Brain – or cognitive – function is perhaps even more at risk because whereas water makes up 50-70% of body weight, it makes up 75% of the brain. A 2% loss of hydration will impact on attention, short term memory and the ability to judge our own ‘state’. It is also thought that women are more adversely affected than men; perhaps not surprising now that we know women are also more likely to suffer the effects of concussion.
All of these effects are probably fairly easy to manage when doing simple tasks, but not when you factor in more complex activities such as driving, or exercise….and riding a horse is both of these….it is clear to see how serious the situation could be.
A loss of physical performance due to muscle fatigue and reduced cardiac output when you are riding cross country for example, has obvious safety implications. If you add in the reduction in attention then this is further amplified.
From a competitive aspect, even if safety is not quite such an issue – such as showing or dressage (and that isn’t to say loss of strength and attention aren’t a safety issue here, just perhaps less so) – then competitions will be won and lost because of the effects of dehydration. When tiny margins matter, you cannot afford to be the weaker rider or the less attentive rider.
When you look at all your preparation, don’t waste your time, effort and money on training you and your horse, developing your fitness and strength….only to fail because you were the one who didn’t drink enough (or too much, but you’d probably be more likely to do this after you ride/compete). It may be a good idea to rehearse your hydration volumes and frequencies, and plan your drinking throughout the day when competing. It is too easy when busy and under pressure to ‘do it in a minute’, or have just a quick swig and nothing more. If you make it routine when training it will be much easier to implement when competing.
Don’t forget, that when you feel thirsty, you are already getting into the dehydration zone, so the best plan is to prevent this happening. Below is a section that I have found on the website http://www.nutrition.org and I think you will find it very helpful. For more information please visit their website.
****** From nutrition.org
• Drink about 500mls of fluid 2 hours before exercising to allow time for any excess to be lost in urine
• Then drink a further 125-250mls immediately before exercise
• Weigh yourself (see After Exercise below).

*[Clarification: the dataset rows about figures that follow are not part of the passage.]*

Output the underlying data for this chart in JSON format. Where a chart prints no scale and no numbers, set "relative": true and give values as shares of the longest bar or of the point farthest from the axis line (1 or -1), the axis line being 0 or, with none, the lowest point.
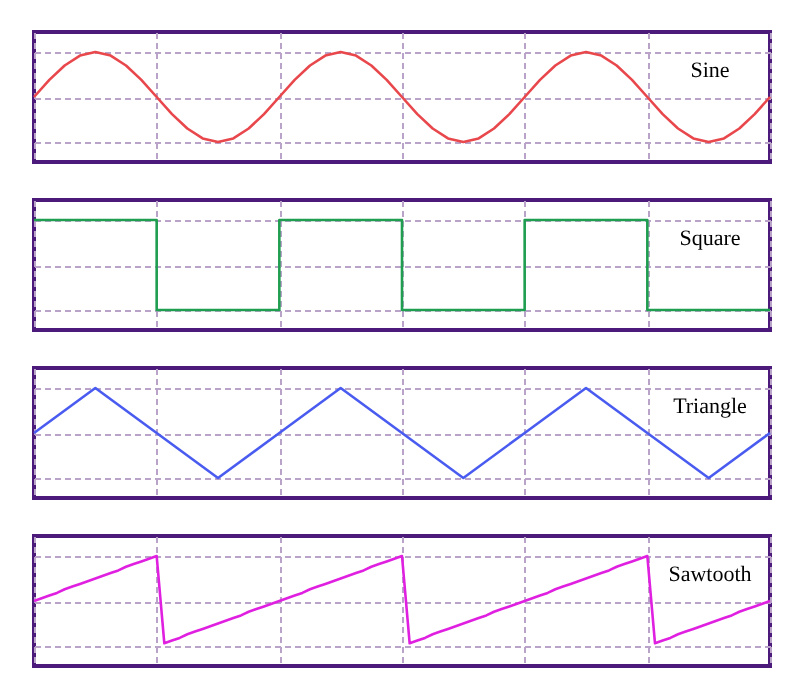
{
  "chart_data": [
    {
      "type": "line",
      "relative": true,
      "grid": true,
      "categories": [
        null,
        null,
        null,
        null,
        null,
        null,
        null,
        null,
        null,
        null,
        null,
        null,
        null,
        null,
        null,
        null,
        null,
        null,
        null,
        null,
        null,
        null,
        null,
        null,
        null,
        null,
        null,
        null,
        null,
        null,
        null,
        null,
        null,
        null,
        null,
        null,
        null,
        null,
        null,
        null,
        null,
        null,
        null,
        null,
        null,
        null,
        null,
        null,
        null
      ],
      "series": [
        {
          "name": "Sine",
          "color": "#e8474c",
          "values": [
            0.5,
            0.69,
            0.85,
            0.96,
            1,
            0.96,
            0.85,
            0.69,
            0.5,
            0.31,
            0.15,
            0.04,
            0,
            0.04,
            0.15,
            0.31,
            0.5,
            0.69,
            0.85,
            0.96,
            1,
            0.96,
            0.85,
            0.69,
            0.5,
            0.31,
            0.15,
            0.04,
            0,
            0.04,
            0.15,
            0.31,
            0.5,
            0.69,
            0.85,
            0.96,
            1,
            0.96,
            0.85,
            0.69,
            0.5,
            0.31,
            0.15,
            0.04,
            0,
            0.04,
            0.15,
            0.31,
            0.5
          ]
        }
      ]
    },
    {
      "type": "step",
      "relative": true,
      "grid": true,
      "categories": [
        null,
        null,
        null,
        null,
        null,
        null,
        null
      ],
      "series": [
        {
          "name": "Square",
          "color": "#1f9e50",
          "values": [
            1,
            0,
            1,
            0,
            1,
            0,
            0
          ]
        }
      ]
    },
    {
      "type": "line",
      "relative": true,
      "grid": true,
      "categories": [
        null,
        null,
        null,
        null,
        null,
        null,
        null,
        null,
        null,
        null,
        null,
        null,
        null
      ],
      "series": [
        {
          "name": "Triangle",
          "color": "#4a5cf0",
          "values": [
            0.5,
            1,
            0.5,
            0,
            0.5,
            1,
            0.5,
            0,
            0.5,
            1,
            0.5,
            0,
            0.5
          ]
        }
      ]
    },
    {
      "type": "line",
      "relative": true,
      "grid": true,
      "categories": [
        null,
        null,
        null,
        null,
        null,
        null,
        null,
        null,
        null,
        null,
        null,
        null,
        null,
        null,
        null,
        null,
        null,
        null,
        null,
        null,
        null,
        null,
        null,
        null,
        null,
        null,
        null,
        null,
        null,
        null,
        null,
        null,
        null,
        null,
        null,
        null,
        null,
        null,
        null,
        null,
        null,
        null,
        null,
        null,
        null,
        null,
        null,
        null,
        null,
        null,
        null,
        null,
        null,
        null,
        null,
        null,
        null,
        null,
        null,
        null,
        null,
        null,
        null,
        null,
        null,
        null,
        null,
        null,
        null,
        null,
        null,
        null,
        null,
        null,
        null,
        null,
        null,
        null,
        null,
        null,
        null,
        null,
        null,
        null,
        null,
        null,
        null,
        null,
        null,
        null,
        null,
        null,
        null,
        null,
        null,
        null,
        null
      ],
      "series": [
        {
          "name": "Sawtooth",
          "color": "#e020e0",
          "values": [
            0.5,
            0.53,
            0.56,
            0.59,
            0.63,
            0.66,
            0.69,
            0.72,
            0.75,
            0.78,
            0.81,
            0.84,
            0.88,
            0.91,
            0.94,
            0.97,
            1,
            0.03,
            0.06,
            0.09,
            0.13,
            0.16,
            0.19,
            0.22,
            0.25,
            0.28,
            0.31,
            0.34,
            0.38,
            0.41,
            0.44,
            0.47,
            0.5,
            0.53,
            0.56,
            0.59,
            0.63,
            0.66,
            0.69,
            0.72,
            0.75,
            0.78,
            0.81,
            0.84,
            0.88,
            0.91,
            0.94,
            0.97,
            1,
            0.03,
            0.06,
            0.09,
            0.13,
            0.16,
            0.19,
            0.22,
            0.25,
            0.28,
            0.31,
            0.34,
            0.38,
            0.41,
            0.44,
            0.47,
            0.5,
            0.53,
            0.56,
            0.59,
            0.63,
            0.66,
            0.69,
            0.72,
            0.75,
            0.78,
            0.81,
            0.84,
            0.88,
            0.91,
            0.94,
            0.97,
            1,
            0.03,
            0.06,
            0.09,
            0.13,
            0.16,
            0.19,
            0.22,
            0.25,
            0.28,
            0.31,
            0.34,
            0.38,
            0.41,
            0.44,
            0.47,
            0.5
          ]
        }
      ]
    }
  ]
}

• Drink small amounts regularly, aiming for 125-250mls every 10-20 minutes. You can maintain optimal performance by replacing at least 80% of sweat loss during performance.
• You need to consume 150% of the amount of fluid lost during exercise to allow for the fluid that is naturally lost from the body via urine. For example, if you have lost 1L of fluid, you need to drink 1.5L.
• The easiest way to calculate your fluid loss is to weigh yourself before and after training. 1kg of weight loss resulting from exercise, is roughly equivalent to 1L of fluid loss.
• Weight loss in kilos then needs to be multiplied by 1.5 to calculate the amount of fluid to consume
• This does not need to be consumed all at once, immediately after exercise. Aim for 500ml immediately after training, then consume the remainder at intervals afterwards.”******
If you look at the size of my mug, then 500ml 2 hrs before exercise is nearly double its volume, 250ml just before/during is nearly as much…..I have to confess that was a bit of a shock to me, even though I drink lots of water throughout the day. So please join me in taking greater notice of how much you drink so that especially during warmer weather we can all maximise our potential.